L’installation nécessaire pour ce travail, la recherche d’anciens élèves qui pourraient agrandir les esquisses, l’aider à mettre l’œuvre sur pied, et d’un local assez vaste pour y brosser des décors: toute la partie matérielle de l’entreprise mit Aymeris dans un état alarmant d’excitation nerveuse.

Une échelle manquait, sur quoi il pût grimper et s’asseoir. Il s’en fit faire plusieurs de divers modèles et, à chaque essai, dut reconnaître que sa jambe était si ankylosée que nulle échelle, si commodément établie fût-elle, ne lui donnerait satisfaction.
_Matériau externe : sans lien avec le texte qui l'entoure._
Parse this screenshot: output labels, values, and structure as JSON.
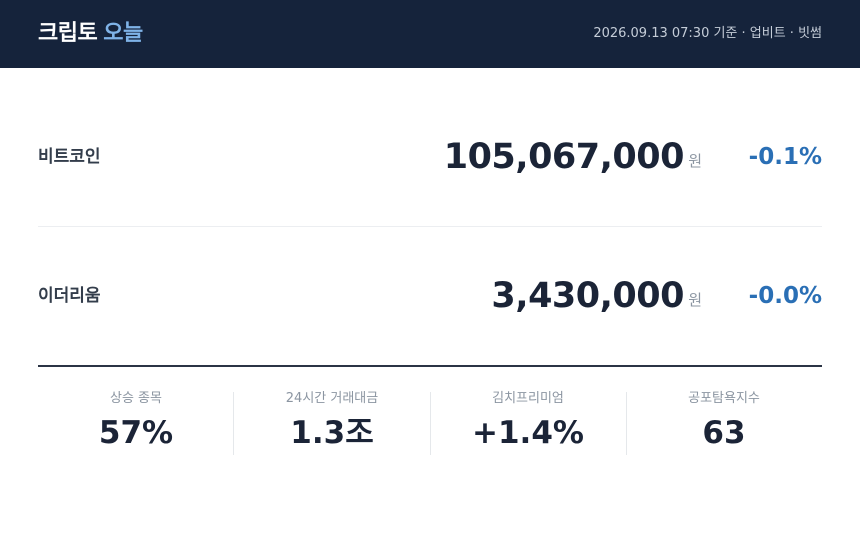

Il s’avisa que le vieux peintre espagnol Mendoza, qui habitait Versailles, avait inventé un système d’échafaudages et de poulies, ainsi se hissait-il et se soutenait à hauteur voulue. Tout, chez Mendoza, était ingénieux, il faudrait aller chez lui, se renseigner, faire copier cette installation.

Le dimanche suivant, M. et Mme Aymeris louèrent une automobile pour se rendre à Versailles. Après un déjeuner au Pavillon-Bleu, ils s’attardèrent à l’ombre des grands arbres dans le parc de St-Cloud. Des familles d’ouvriers étaient étendues sur le gazon où traînaient des morceaux de papier graisseux avec des os et autres reliefs d’un repas champêtre. Le parc était bruyant des clameurs d’une foule qu’Aymeris trouva hideuse et effrayante. Une bande de jeunes hommes et de femmes dansèrent une ronde en chantant la Carmagnole. Quand une automobile passait, les voyageurs étaient poursuivis par des cris et des insultes. Le chauffeur du taxi amena près des Aymeris sa voiture et les pria de ne point s’attarder dans cet endroit: on venait de percer le caoutchouc d’un de ses pneus; de la malveillance de ce public dominical, tout était à craindre.